Layers correspond roughly 1-to-1 with namespaces. The term "namespaces" in this context does not refer to specific namespace language features, but rather a naming convention for C-style namespaces, which are written in the codebase as a short prefix, usually 1-3 characters, followed by an underscore. These namespaces are used such that the layer to which certain code belongs may be quickly understood by glancing at code. The namespaces are generally quite short to ensure that they aren't much of a hassle to write. Sometimes, multiple sub- layers will share a namespace. A few layers do not have a namespace, but most do. Namespaces are either all-caps or lowercase depending on the context in which they're used. For structs, enum values, and some macros, they are capitalized. For functions and global variables, they are lowercase.
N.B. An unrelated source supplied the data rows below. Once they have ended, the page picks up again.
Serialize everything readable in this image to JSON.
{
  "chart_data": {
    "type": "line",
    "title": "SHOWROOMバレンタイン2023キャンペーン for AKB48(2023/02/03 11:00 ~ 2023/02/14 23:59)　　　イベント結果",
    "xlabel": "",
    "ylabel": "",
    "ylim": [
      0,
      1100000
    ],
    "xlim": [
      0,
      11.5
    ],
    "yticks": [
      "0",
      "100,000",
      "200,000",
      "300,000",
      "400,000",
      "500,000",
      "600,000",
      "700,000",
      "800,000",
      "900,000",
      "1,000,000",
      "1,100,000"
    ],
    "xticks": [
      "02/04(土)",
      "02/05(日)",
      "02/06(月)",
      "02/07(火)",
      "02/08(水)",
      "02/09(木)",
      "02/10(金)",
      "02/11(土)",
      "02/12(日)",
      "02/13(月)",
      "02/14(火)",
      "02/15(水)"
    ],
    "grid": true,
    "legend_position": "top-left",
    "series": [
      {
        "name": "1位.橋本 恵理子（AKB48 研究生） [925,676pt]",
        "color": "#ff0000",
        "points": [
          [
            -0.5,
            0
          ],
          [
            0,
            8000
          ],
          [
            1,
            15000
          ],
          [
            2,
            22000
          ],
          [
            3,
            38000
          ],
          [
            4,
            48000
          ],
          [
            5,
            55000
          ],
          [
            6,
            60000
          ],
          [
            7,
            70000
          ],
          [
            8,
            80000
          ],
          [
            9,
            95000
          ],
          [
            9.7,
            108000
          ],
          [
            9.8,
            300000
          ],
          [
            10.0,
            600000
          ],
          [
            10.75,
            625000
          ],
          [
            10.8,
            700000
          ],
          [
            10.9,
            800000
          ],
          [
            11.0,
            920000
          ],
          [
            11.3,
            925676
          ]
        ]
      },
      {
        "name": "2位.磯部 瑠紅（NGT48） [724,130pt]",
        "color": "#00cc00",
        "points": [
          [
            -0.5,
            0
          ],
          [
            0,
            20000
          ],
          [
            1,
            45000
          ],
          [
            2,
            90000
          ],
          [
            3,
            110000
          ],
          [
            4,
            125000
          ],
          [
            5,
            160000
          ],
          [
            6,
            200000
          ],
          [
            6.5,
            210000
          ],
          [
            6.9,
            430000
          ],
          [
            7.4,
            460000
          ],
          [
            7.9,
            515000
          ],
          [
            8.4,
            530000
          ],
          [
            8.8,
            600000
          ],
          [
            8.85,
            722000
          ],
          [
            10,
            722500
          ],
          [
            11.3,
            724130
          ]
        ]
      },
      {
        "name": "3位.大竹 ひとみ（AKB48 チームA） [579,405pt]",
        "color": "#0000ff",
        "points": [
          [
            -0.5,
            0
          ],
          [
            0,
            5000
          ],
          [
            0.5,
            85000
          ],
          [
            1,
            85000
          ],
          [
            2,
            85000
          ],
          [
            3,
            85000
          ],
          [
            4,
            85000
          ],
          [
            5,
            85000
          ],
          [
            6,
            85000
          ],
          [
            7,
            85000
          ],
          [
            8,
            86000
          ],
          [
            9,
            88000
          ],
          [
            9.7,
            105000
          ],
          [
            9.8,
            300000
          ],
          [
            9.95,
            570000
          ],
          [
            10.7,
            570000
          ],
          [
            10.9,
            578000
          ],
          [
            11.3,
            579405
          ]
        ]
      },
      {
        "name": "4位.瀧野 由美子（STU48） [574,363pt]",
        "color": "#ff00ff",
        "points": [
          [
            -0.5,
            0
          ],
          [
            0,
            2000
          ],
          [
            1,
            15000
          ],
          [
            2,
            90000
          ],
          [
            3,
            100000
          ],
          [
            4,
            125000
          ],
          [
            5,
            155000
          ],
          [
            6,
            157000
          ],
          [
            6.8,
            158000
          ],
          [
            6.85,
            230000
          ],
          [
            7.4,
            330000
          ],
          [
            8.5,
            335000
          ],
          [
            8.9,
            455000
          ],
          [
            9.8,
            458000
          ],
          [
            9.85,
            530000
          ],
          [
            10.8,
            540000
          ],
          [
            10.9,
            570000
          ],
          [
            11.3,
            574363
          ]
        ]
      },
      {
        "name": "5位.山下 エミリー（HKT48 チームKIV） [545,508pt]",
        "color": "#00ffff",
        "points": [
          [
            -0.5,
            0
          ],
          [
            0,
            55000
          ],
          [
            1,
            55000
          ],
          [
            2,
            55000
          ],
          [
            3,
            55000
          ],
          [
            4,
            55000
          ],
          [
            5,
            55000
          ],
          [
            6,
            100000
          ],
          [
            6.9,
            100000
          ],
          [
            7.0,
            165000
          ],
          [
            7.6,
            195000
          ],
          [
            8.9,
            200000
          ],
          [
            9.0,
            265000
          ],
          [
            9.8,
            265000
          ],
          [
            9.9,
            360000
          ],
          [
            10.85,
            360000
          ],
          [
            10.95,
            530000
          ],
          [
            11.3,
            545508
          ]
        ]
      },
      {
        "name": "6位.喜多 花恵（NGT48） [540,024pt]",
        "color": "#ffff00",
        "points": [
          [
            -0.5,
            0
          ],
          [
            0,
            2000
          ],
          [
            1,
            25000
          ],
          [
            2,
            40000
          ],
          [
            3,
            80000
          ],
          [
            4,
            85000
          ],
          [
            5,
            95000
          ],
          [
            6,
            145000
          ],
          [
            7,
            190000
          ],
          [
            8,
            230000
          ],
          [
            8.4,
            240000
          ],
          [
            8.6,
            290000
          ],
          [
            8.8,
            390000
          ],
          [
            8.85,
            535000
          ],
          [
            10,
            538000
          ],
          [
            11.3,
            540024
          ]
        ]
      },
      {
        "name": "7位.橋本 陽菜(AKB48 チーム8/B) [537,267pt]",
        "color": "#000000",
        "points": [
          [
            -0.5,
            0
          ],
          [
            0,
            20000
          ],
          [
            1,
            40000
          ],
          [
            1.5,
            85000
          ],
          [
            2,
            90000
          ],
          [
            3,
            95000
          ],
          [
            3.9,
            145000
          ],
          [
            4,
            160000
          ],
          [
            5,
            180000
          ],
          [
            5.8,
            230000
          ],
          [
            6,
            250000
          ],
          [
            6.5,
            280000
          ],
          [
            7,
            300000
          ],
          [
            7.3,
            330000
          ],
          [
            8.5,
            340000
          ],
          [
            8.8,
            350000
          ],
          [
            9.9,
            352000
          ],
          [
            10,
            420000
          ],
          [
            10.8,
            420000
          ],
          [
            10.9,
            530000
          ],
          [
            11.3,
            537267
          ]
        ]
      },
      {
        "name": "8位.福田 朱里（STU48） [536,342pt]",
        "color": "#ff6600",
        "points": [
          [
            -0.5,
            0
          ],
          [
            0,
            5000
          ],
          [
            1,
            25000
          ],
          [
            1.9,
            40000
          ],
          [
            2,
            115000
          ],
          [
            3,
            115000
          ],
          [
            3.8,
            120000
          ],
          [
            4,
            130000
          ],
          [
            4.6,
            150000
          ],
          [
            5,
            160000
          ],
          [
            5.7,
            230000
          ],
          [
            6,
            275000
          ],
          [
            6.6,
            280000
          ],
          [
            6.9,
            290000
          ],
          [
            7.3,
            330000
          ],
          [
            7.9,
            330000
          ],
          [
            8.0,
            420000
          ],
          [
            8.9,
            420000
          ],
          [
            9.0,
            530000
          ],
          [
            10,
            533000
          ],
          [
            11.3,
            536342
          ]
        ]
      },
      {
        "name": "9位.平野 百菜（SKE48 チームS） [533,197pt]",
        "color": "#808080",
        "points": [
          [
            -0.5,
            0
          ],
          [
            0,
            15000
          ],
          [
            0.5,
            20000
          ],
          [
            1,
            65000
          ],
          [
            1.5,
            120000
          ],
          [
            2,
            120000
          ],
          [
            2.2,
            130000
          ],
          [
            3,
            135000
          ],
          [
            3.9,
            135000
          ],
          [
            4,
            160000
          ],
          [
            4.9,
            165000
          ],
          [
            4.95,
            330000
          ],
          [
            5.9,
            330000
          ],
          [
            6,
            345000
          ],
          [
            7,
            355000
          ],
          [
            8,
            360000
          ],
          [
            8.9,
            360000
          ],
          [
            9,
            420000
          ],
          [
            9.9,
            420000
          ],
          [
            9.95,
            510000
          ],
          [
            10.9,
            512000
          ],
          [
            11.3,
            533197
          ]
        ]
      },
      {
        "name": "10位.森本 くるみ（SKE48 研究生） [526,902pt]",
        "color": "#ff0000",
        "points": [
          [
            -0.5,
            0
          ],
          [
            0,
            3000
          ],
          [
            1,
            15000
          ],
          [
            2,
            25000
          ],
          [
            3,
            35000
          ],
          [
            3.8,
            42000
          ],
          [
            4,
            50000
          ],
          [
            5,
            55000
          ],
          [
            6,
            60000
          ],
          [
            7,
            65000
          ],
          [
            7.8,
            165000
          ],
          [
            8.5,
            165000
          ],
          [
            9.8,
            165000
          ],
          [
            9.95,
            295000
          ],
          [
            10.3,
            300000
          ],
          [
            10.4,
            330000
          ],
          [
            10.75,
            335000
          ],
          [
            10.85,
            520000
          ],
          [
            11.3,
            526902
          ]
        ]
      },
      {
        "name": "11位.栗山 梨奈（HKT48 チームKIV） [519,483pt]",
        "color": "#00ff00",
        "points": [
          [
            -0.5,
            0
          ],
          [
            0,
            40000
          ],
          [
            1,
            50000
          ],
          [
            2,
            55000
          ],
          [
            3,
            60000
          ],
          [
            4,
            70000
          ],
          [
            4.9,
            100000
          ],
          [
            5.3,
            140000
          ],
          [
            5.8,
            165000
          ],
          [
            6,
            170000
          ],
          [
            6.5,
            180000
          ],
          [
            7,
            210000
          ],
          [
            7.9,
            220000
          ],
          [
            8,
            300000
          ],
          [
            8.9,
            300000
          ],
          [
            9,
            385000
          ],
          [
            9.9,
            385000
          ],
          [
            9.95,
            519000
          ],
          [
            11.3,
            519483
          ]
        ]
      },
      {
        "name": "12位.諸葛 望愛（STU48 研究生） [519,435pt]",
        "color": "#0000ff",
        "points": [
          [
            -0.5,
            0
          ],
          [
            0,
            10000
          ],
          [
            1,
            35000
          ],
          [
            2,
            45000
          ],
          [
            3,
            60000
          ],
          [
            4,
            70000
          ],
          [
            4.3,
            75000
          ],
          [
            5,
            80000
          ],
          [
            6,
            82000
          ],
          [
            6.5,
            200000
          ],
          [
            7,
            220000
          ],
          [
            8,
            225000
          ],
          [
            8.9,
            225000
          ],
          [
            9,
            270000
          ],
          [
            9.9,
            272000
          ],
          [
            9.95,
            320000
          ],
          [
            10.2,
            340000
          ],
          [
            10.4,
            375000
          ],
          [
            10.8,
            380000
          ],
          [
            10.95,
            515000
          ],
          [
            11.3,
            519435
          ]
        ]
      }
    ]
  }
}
Layers depend on other layers, but circular dependencies would break the separability and isolation utility of layers (in effect, forming one big layer), so in other words, layers are arranged into a directed acyclic graph.

A list of layers in the codebase and their associated namespaces are below:

  • base (no namespace): Universal, codebase-wide constructs. It contains strings, math, memory allocators, threading, and logging. It depends on no other codebase layers.
  • es/core (ES_): Short for Engine Subsystem. Implements the
  • es/gfx (ES_): Engine Subsystem graphical frontend. Builds on top of es/core to provide graphical features such as windows, panels, and all interfaces needed for using the scanner. It is the main user of os/gfx.
  • os/core (OS_): An abstraction layer that provides core, non-graphical functionality from the operating sytem under a general use abstraction API. This is implemented per supported operating system.
  • os/gfx (OS_): This layer builds on top of os/core, it provides graphical operating functionalities under a general use abstraction API.
  • ui (UI_): For building graphical user interfaces. Provides a core immediate mode hierarchical user interface data structure building API, and has helper layers for building higher level widgets.